I'm not a big fan of efforts to "save the past" through pardoning of celebrity malefactors and criminals. I can see giving a symbolic justice to people like Susan B. Anthony and Medgar Evers. David Walker, the extremely brave black activist who wrote "Walker's Appeal" needs to be rescured from the historical scrap heap as well. However, the efforts to pardon people like Jim Morrison and Billy the Kid function mostly to flatten out the rough edges of a rough past.
As a result, they all have a fundamental falseness about them.
It was dumb of outgoing Florida Gov. Charlie Crist to pardon Jim Morrison for obscenity. Ok, so maybe Morrison didn't pull out his dick during a Miami concert and maybe the cops were persecuting him.
Who knows?
But it wasn't like Morrison was Pat Boone either. From what I remember and have read about the Doors, everything Morrison accomplished had an underpinning of sex, drugs, drinking, and general outrageousness that can be legitimately summarized in the word "obscenity." I bought 45's of "Hello, I Love You" and "Touch Me," grooved to "Riders on the Storm" and "LA Woman" and remember where I was on the Potsdam State campus when I heard Morrison died.

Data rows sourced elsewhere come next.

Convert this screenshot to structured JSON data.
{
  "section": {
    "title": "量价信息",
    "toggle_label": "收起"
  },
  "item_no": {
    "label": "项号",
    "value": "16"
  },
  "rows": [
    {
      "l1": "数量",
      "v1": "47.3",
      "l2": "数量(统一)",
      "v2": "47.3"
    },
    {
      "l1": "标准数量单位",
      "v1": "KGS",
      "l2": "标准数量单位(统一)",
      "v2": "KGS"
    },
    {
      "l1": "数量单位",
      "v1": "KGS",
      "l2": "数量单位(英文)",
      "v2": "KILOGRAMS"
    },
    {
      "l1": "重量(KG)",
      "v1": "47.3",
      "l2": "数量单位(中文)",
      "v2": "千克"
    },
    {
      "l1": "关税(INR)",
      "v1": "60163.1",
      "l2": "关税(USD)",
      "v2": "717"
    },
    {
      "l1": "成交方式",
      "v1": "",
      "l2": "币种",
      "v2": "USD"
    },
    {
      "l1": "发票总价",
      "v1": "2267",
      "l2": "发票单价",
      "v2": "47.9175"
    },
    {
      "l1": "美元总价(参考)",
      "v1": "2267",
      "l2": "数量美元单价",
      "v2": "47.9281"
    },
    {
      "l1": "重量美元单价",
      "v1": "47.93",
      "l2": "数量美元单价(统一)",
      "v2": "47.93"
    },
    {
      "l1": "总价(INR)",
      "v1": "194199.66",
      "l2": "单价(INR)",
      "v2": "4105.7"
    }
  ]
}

I've played them for my daughters as well.
But to me, Morrison's obscenity conviction is a useful reminder that he was drinking something like two quarts of Scotch when he died.
Bill Richardson was right not to pardon Billy the Kid but shouldn't have considered it in the first place. Whether he killed nine guys or twenty-nine guys, Billy was a professional killer who shouldn't have been considered for pardon any more than Al Capone's hit guys.
Actually, it might have been better to take the New Mexico case the other way. Instead of a posthumous pardon for Billy the Kid, it might have been better to do posthumous murder convictions for Pat Garrett and everybody involved in the Lincoln County War that gave birth to Billy the Kid's career as a gunslinger.
If we ever want to have a less violent country, one thing we need to reduce the symbolic weight of murder in our popular culture. Finding ways to express our revulsion at past murders would be a good step in that direction.